Hi all. This is a very over simplified example but hopefully someone will be able to help.

I have a file amp.fa (e.g. >amp\nGAACATAAGCC) which I've run bwa index and samtools faidx on.

I've then aligned all my fastq read files (${f}) to this index (${a}):

bwa mem ${a} ${f}_L001_R1_001.fastq ${f}_L001_R2_001.fastq > ${f}.sam
samtools view -bS ${f}.sam > ${f}.bam
samtools sort ${f}.bam > ${f}.sorted.bam
samtools index ${f}.sorted.bam
samtools mpileup -f ${a} ${f}.sorted.bam > ${f}.mpileup

and basically all I want to do now is, with respect to my reference (GAACATAAGCC) calculate the percentages of different reads mapping the the middle section (CATAA) when that central T is either a T or a C. There are other changes and I want to see if they co occur with the T->C change and what % do.

From visual inspection in IGV I can see when reads are still wildtype (T) then there's a good chance there's a insertion just before the CATAA section. When the reads are mutant (C) the C and A of CATAA are often, but not always, also mutated.

Ideally I'd like to read a string aligned with regards to the read's cigar into R and work with it in there. If I could convert the sequence to a matrix of ncol=maximum read length and nrow=number of reads, where position 6 always means that base aligned to GAACATAAGCC then I could definitely figure out the rest myself.

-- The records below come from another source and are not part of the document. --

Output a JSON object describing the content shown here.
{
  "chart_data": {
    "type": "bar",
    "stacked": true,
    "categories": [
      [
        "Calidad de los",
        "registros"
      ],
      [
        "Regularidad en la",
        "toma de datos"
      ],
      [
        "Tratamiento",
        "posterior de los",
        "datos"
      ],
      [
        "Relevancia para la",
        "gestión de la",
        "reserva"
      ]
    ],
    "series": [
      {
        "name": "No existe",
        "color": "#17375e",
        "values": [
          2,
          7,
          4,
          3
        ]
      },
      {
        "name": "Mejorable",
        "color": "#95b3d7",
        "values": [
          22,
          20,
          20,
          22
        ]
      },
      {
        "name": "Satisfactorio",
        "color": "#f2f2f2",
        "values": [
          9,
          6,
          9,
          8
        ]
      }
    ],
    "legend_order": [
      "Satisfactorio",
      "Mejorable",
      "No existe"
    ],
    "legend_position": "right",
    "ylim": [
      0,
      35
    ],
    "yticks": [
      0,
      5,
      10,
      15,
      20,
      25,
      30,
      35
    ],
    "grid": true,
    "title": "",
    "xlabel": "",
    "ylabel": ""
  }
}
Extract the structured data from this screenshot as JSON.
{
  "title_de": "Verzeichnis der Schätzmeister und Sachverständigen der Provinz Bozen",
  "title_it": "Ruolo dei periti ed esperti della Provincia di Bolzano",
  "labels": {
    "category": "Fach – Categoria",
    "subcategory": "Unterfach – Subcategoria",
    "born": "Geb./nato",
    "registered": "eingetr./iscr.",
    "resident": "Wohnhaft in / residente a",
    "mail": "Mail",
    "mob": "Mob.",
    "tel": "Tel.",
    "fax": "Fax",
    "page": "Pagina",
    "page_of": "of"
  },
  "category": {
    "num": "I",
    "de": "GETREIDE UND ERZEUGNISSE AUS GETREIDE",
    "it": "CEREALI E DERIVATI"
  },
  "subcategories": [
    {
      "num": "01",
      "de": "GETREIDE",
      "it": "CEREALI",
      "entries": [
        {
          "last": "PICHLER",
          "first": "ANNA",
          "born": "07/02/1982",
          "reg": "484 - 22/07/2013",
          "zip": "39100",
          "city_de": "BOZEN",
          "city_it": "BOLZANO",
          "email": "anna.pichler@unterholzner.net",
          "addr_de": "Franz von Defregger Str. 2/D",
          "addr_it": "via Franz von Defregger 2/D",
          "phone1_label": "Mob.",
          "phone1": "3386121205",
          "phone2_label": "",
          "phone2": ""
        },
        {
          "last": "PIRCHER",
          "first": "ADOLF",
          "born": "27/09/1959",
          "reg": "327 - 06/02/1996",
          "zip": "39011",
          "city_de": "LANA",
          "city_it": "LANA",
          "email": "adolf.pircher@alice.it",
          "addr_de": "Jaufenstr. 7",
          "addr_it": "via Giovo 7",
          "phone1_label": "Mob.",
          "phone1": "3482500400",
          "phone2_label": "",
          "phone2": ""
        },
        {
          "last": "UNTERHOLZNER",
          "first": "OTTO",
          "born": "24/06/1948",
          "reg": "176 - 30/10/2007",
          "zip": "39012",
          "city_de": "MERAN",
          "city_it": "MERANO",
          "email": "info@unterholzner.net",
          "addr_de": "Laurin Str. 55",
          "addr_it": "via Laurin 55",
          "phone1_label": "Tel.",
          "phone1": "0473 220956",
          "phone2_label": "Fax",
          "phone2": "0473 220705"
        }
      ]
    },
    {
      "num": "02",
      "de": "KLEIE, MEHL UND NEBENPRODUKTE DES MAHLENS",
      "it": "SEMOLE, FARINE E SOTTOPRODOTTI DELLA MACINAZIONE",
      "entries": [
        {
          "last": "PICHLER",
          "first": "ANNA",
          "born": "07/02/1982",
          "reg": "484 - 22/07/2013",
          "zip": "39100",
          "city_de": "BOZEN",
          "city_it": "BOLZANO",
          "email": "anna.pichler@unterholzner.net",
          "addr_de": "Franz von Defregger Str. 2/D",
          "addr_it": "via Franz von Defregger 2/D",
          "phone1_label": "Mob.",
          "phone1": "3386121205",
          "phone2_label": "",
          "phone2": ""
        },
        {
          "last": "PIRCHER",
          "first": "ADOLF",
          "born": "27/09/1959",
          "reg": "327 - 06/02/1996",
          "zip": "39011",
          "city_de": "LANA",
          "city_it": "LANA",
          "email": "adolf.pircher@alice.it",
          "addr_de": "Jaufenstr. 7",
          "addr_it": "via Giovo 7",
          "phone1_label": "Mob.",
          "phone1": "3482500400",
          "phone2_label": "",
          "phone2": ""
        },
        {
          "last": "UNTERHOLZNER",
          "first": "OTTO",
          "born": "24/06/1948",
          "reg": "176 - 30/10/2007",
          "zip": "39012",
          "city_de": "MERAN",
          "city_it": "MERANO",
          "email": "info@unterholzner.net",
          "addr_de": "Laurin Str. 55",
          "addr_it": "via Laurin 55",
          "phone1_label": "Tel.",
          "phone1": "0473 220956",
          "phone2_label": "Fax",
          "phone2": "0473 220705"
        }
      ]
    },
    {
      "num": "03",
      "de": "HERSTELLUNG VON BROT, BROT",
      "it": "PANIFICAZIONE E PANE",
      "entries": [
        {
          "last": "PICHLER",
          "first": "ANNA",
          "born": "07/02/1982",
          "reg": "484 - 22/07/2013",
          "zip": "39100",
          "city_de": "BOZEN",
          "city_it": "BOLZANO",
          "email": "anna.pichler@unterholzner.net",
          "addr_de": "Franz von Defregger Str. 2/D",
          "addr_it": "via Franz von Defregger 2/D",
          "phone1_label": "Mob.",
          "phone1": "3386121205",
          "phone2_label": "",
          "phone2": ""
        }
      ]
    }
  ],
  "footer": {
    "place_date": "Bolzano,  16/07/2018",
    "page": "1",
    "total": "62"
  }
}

I've been looking at the GenomicAlignments package in R and hoped that stackStringsFromBam or sequenceLayer functions would help to do this, but I think I must've misunderstood the documentation. Does anyone know how to do this or have suggestions of how to do it in a different way? Perhaps MSA using BAM?

TLDR: I'm interested as to whether a particular SNP cooccurs or occurs independently of various other genomic changes (two further SNPs, two indels) for each read in my fastq files

You're looking for a gapped representation of the alignment. I'm not sure how to accomplish this in R, but I addressed this issue in the python simplesam package, where you can call the gapped method of a Sam object to get the sequence represented as it's aligned to the reference, including removing insertions, adding gap characters for deletions, and removing hard or soft clipped regions.

You might also try working with the "pileup" output from samtools. This will give you a reference-aligned, row and column representation of the base calls at any genomic position.